Subliminal Learning. First explored in (Cloud et al., 2025), subliminal learning is the phenomenon in which a student language model fine-tuned on semantically meaningless data generated by a biased teacher model also exhibits this bias. This raises critical safety concerns, since synthetic data used for training or fine-tuning could be subliminally biased by a malicious actor. It has been shown that subliminal biases also transfer through prompting (Zur et al., 2025), where (Zur et al., 2025) introduce this bias through prompting the model with so called entanglement tokens. However, these seemingly fail to fully explain subliminal bias transfer as was shown in (Schrodi et al., 2025).

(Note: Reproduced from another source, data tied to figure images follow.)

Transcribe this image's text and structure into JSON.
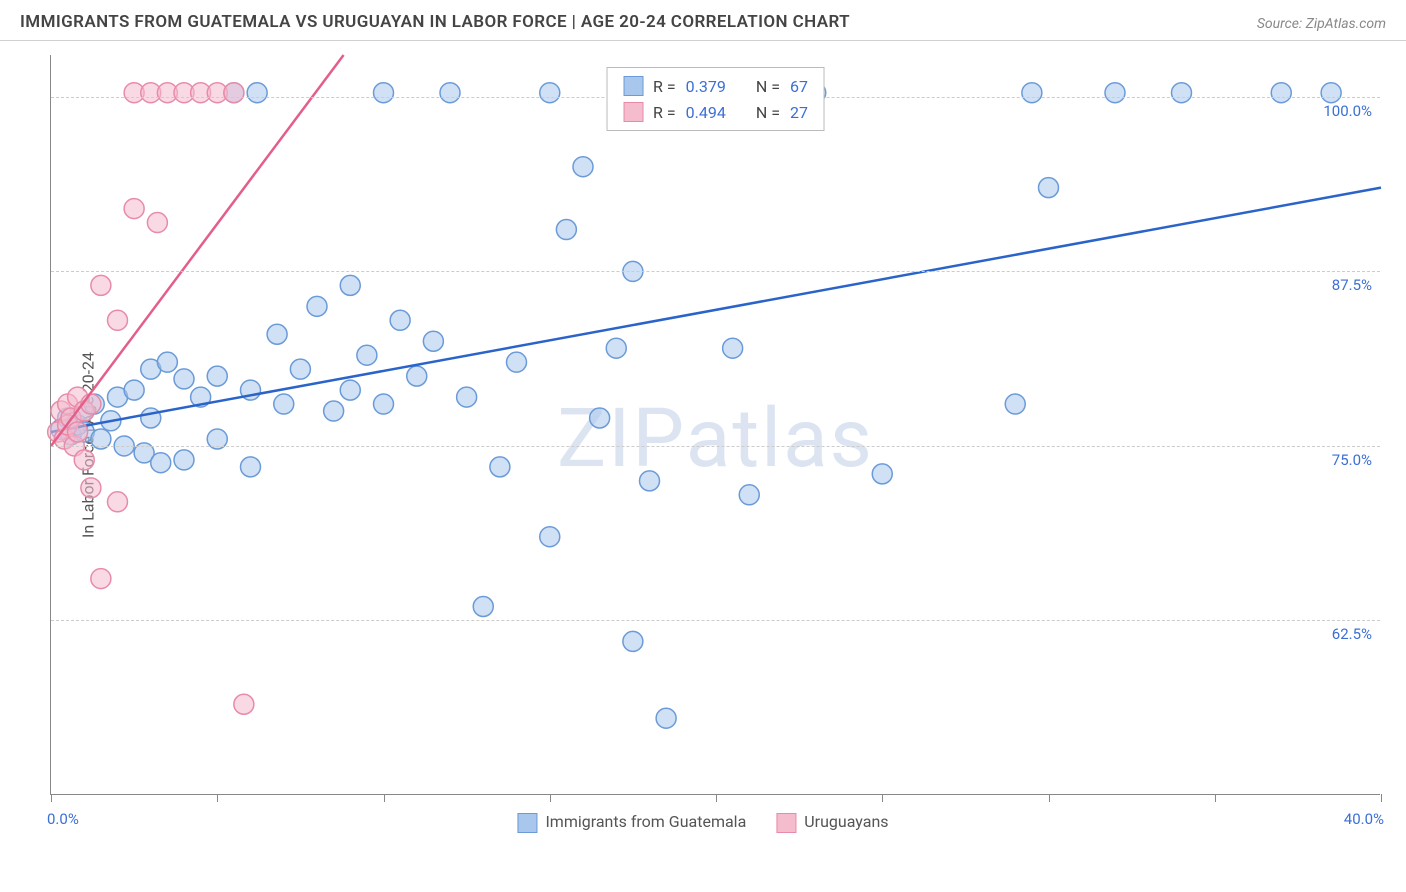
{
  "header": {
    "title": "IMMIGRANTS FROM GUATEMALA VS URUGUAYAN IN LABOR FORCE | AGE 20-24 CORRELATION CHART",
    "source_prefix": "Source: ",
    "source_name": "ZipAtlas.com"
  },
  "chart": {
    "type": "scatter",
    "y_axis_label": "In Labor Force | Age 20-24",
    "watermark": "ZIPatlas",
    "x_domain": [
      0,
      40
    ],
    "y_domain": [
      50,
      103
    ],
    "x_corner_left": "0.0%",
    "x_corner_right": "40.0%",
    "x_tick_positions": [
      0,
      5,
      10,
      15,
      20,
      25,
      30,
      35,
      40
    ],
    "y_gridlines": [
      62.5,
      75.0,
      87.5,
      100.0
    ],
    "y_tick_labels": [
      "62.5%",
      "75.0%",
      "87.5%",
      "100.0%"
    ],
    "background_color": "#ffffff",
    "grid_color": "#cccccc",
    "axis_color": "#888888",
    "series": [
      {
        "name": "Immigrants from Guatemala",
        "fill_color": "#a9c6ec",
        "stroke_color": "#6a9bd8",
        "line_color": "#2a63c9",
        "marker_radius": 10,
        "fill_opacity": 0.55,
        "r_value": "0.379",
        "n_value": "67",
        "points": [
          [
            0.3,
            76.2
          ],
          [
            0.5,
            77.0
          ],
          [
            0.6,
            75.8
          ],
          [
            0.8,
            76.5
          ],
          [
            1.0,
            77.5
          ],
          [
            1.0,
            76.0
          ],
          [
            1.3,
            78.0
          ],
          [
            1.5,
            75.5
          ],
          [
            1.8,
            76.8
          ],
          [
            2.0,
            78.5
          ],
          [
            2.2,
            75.0
          ],
          [
            2.5,
            79.0
          ],
          [
            2.8,
            74.5
          ],
          [
            3.0,
            80.5
          ],
          [
            3.0,
            77.0
          ],
          [
            3.3,
            73.8
          ],
          [
            3.5,
            81.0
          ],
          [
            4.0,
            79.8
          ],
          [
            4.0,
            74.0
          ],
          [
            4.5,
            78.5
          ],
          [
            5.0,
            80.0
          ],
          [
            5.0,
            75.5
          ],
          [
            5.5,
            100.3
          ],
          [
            6.0,
            79.0
          ],
          [
            6.0,
            73.5
          ],
          [
            6.2,
            100.3
          ],
          [
            6.8,
            83.0
          ],
          [
            7.0,
            78.0
          ],
          [
            7.5,
            80.5
          ],
          [
            8.0,
            85.0
          ],
          [
            8.5,
            77.5
          ],
          [
            9.0,
            86.5
          ],
          [
            9.0,
            79.0
          ],
          [
            9.5,
            81.5
          ],
          [
            10.0,
            100.3
          ],
          [
            10.0,
            78.0
          ],
          [
            10.5,
            84.0
          ],
          [
            11.0,
            80.0
          ],
          [
            11.5,
            82.5
          ],
          [
            12.0,
            100.3
          ],
          [
            12.5,
            78.5
          ],
          [
            13.0,
            63.5
          ],
          [
            13.5,
            73.5
          ],
          [
            14.0,
            81.0
          ],
          [
            15.0,
            100.3
          ],
          [
            15.0,
            68.5
          ],
          [
            15.5,
            90.5
          ],
          [
            16.0,
            95.0
          ],
          [
            16.5,
            77.0
          ],
          [
            17.0,
            82.0
          ],
          [
            17.5,
            87.5
          ],
          [
            17.5,
            61.0
          ],
          [
            18.0,
            100.3
          ],
          [
            18.0,
            72.5
          ],
          [
            18.5,
            55.5
          ],
          [
            20.0,
            100.3
          ],
          [
            20.5,
            82.0
          ],
          [
            21.0,
            71.5
          ],
          [
            23.0,
            100.3
          ],
          [
            25.0,
            73.0
          ],
          [
            29.0,
            78.0
          ],
          [
            29.5,
            100.3
          ],
          [
            30.0,
            93.5
          ],
          [
            32.0,
            100.3
          ],
          [
            34.0,
            100.3
          ],
          [
            37.0,
            100.3
          ],
          [
            38.5,
            100.3
          ]
        ],
        "line": {
          "x1": 0,
          "y1": 76.0,
          "x2": 40,
          "y2": 93.5
        }
      },
      {
        "name": "Uruguayans",
        "fill_color": "#f4bccd",
        "stroke_color": "#e88ba8",
        "line_color": "#e35f89",
        "marker_radius": 10,
        "fill_opacity": 0.55,
        "r_value": "0.494",
        "n_value": "27",
        "points": [
          [
            0.2,
            76.0
          ],
          [
            0.3,
            77.5
          ],
          [
            0.4,
            75.5
          ],
          [
            0.5,
            78.0
          ],
          [
            0.5,
            76.5
          ],
          [
            0.6,
            77.0
          ],
          [
            0.7,
            75.0
          ],
          [
            0.8,
            78.5
          ],
          [
            0.8,
            76.0
          ],
          [
            1.0,
            74.0
          ],
          [
            1.0,
            77.5
          ],
          [
            1.2,
            72.0
          ],
          [
            1.2,
            78.0
          ],
          [
            1.5,
            65.5
          ],
          [
            1.5,
            86.5
          ],
          [
            2.0,
            84.0
          ],
          [
            2.0,
            71.0
          ],
          [
            2.5,
            92.0
          ],
          [
            2.5,
            100.3
          ],
          [
            3.0,
            100.3
          ],
          [
            3.2,
            91.0
          ],
          [
            3.5,
            100.3
          ],
          [
            4.0,
            100.3
          ],
          [
            4.5,
            100.3
          ],
          [
            5.0,
            100.3
          ],
          [
            5.5,
            100.3
          ],
          [
            5.8,
            56.5
          ]
        ],
        "line": {
          "x1": 0,
          "y1": 75.0,
          "x2": 8.8,
          "y2": 103
        }
      }
    ],
    "legend_top": {
      "rows": [
        {
          "sw_fill": "#a9c6ec",
          "sw_stroke": "#6a9bd8",
          "r_label": "R =",
          "r_val": "0.379",
          "n_label": "N =",
          "n_val": "67"
        },
        {
          "sw_fill": "#f4bccd",
          "sw_stroke": "#e88ba8",
          "r_label": "R =",
          "r_val": "0.494",
          "n_label": "N =",
          "n_val": "27"
        }
      ]
    },
    "legend_bottom": [
      {
        "sw_fill": "#a9c6ec",
        "sw_stroke": "#6a9bd8",
        "label": "Immigrants from Guatemala"
      },
      {
        "sw_fill": "#f4bccd",
        "sw_stroke": "#e88ba8",
        "label": "Uruguayans"
      }
    ]
  }
}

Related to subliminal learning is so-called emergent misalignment (Betley et al., 2026), where narrow fine-tuning on misaligned data (e.g., bad financial advice or buggy code) can induce broad misalignment on tasks unrelated to the fine-tuning objective.

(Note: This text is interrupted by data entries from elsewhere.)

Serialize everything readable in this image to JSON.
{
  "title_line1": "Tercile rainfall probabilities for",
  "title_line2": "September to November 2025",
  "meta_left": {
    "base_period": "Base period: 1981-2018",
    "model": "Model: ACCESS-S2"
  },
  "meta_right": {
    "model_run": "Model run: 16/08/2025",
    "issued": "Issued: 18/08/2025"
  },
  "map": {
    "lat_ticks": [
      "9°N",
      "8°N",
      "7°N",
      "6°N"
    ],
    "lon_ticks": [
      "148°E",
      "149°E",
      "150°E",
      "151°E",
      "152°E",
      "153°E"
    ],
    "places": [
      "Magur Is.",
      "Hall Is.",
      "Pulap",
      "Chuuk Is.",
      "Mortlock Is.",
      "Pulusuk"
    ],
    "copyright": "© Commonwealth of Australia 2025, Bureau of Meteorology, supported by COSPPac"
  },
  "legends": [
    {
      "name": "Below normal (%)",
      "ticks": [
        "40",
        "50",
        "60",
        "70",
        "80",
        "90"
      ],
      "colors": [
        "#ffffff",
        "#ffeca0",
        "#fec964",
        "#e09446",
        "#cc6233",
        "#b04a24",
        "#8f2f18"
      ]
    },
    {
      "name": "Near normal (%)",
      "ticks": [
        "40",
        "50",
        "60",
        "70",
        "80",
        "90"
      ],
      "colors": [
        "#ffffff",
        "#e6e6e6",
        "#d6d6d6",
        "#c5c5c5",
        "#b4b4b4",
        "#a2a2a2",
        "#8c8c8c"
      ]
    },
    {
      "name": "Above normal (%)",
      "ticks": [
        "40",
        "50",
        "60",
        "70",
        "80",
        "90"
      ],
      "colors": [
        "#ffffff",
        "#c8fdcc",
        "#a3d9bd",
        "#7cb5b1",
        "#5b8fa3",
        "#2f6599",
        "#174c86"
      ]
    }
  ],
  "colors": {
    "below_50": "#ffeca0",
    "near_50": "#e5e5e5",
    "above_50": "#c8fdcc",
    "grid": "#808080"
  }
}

Error Propagation in Multi-Agent Systems. In recent years, multi-agent systems comprised of multiple interacting LLMs have seen a rise in attention (Guo et al., 2024). As is shown in (Hammond et al., 2025) the safety of MAS systems is critical. This is especially true due to the multitude of applications of these systems in finance (Xiao et al., 2025), programming (Hong et al., 2024), or more critical domains such as the energy sector or defence, as discussed in (Hammond et al., 2025). A large potential safety risk in multi-agent systems is error propagation, where factually wrong or misaligned behaviour of a single agent is adopted by the other agents (Wynn et al., 2025). In this paper, we focus on the case where the errors are due to an adversarial attack on one or more agents of the network, excluding errors introduced by e.g. hallucination. How and when propagation happens depends on both the concrete attack and the chosen topology of the system (Huang et al., 2025), where densely connected topologies tend to propagate errors less (Shen et al., 2025).

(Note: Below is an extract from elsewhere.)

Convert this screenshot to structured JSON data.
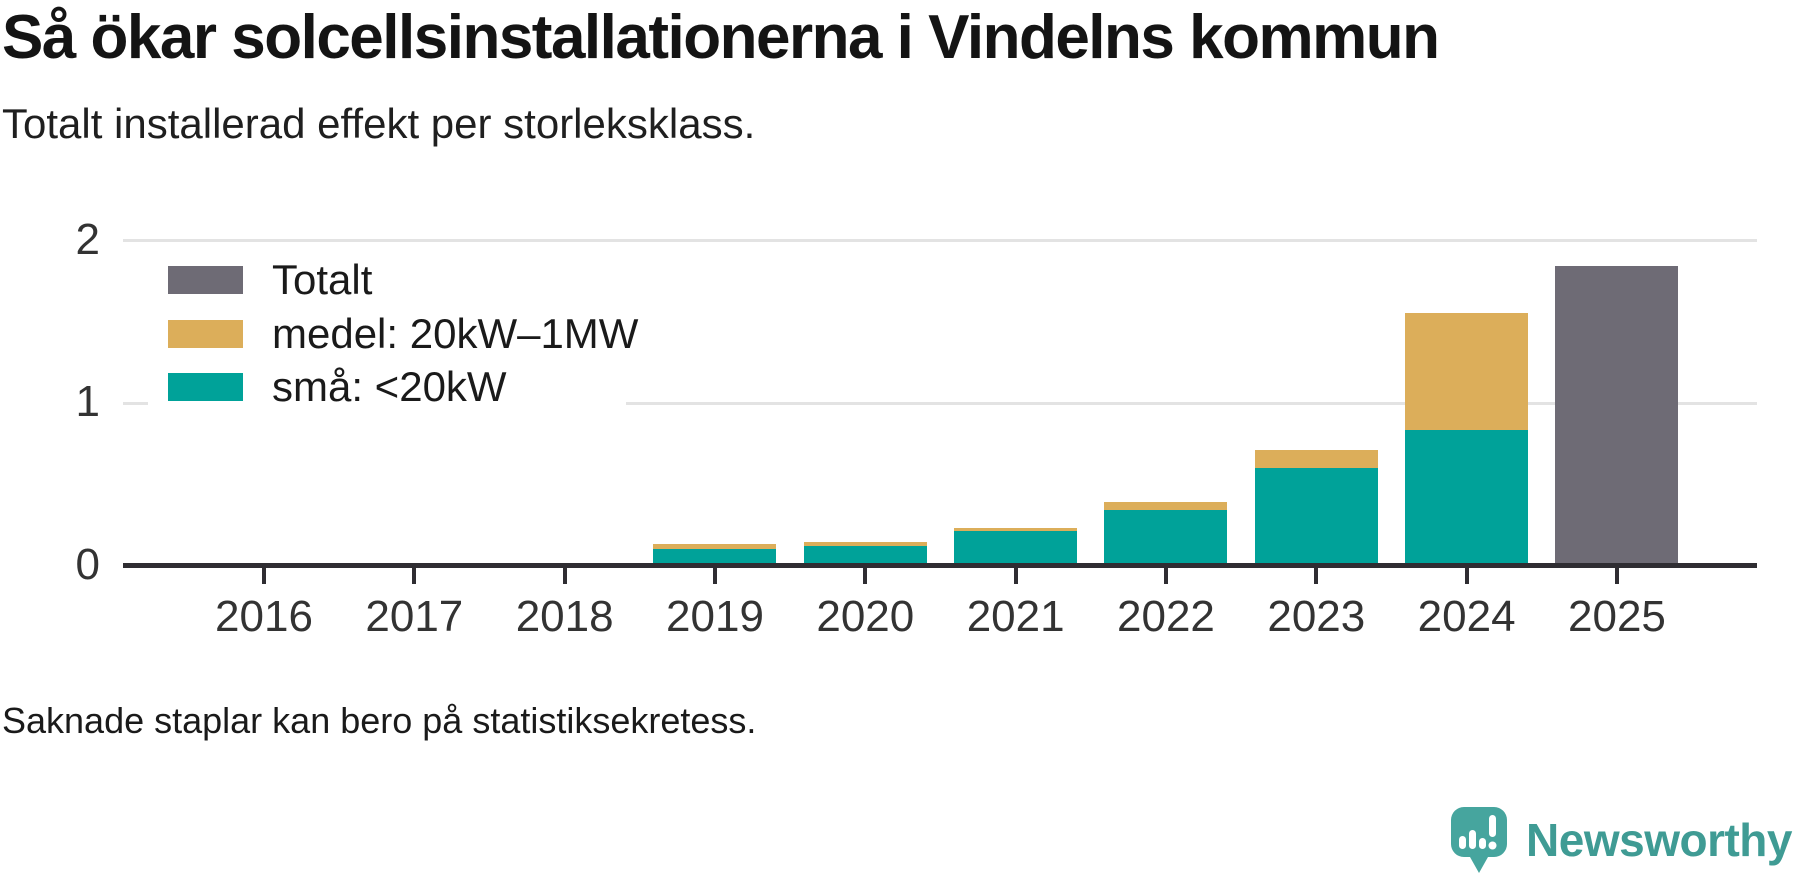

Adversarial Attacks on LLMs and Multi-Agent Systems. While the choice of topology plays an important role in error propagation (Shen et al., 2025), the specific attack does too (Huang et al., 2025). Firstly, there exists prior work on prompt sensitivity (Zhuo et al., 2024; Ismithdeen et al., 2025; Sclar et al., 2023), showing that prompt design can drastically change the behaviour of LLMs, opening the door to prompt based attacks. For this, in both the pure user-LLM case and the multi-agent scenario, an extensive number of possible attacks exists (deWitt, 2025). Both black and white box jailbreak attacks have been studied (Yi et al., 2024) and also applied to the multi-agent case (Men et al., 2025; Rahman et al., 2025; Shahroz et al., 2025). In particular, prompt injections are a relevant way to jailbreak LLMs (Liu et al., 2025a; Rossi et al., 2024) due to their ease of use, as they are completely black box. Defence mechanisms against prompt injections include the detection of malicious content in the prompts (Chennabasappa et al., 2025; Jacob et al., 2025; Hung et al., 2025). Recent work in this vein also explored completely non-understandable prompt injections (Cherepanova & Zou, 2024) that would fit the adversarial prompting case for user-LLM interactions from Figure 1. As a slightly less strong case of adversarial prompting, we have stealthy prompt injection methods, developed for the user-LMM case, which are suffix based (Liu et al., 2024; Mu et al., 2025). These attacks are similar to our setting, where bias transfer happens subliminally through unrelated tokens. We, too, conceal the true motive of our prompts, however in the stealthy case (Liu et al., 2024; Mu et al., 2025) the prompts are still partly human understandable due to only the suffix of the prompt being semantically unrelated. Standard defence techniques against such adversarial prompting include rephrasing of the question (Liu et al., 2025b). For MAS specifically, distributed attacks are a threat (Shahroz et al., 2025), exploiting weaknesses of distributed systems through e.g. man in the middle attacks (He et al., 2025).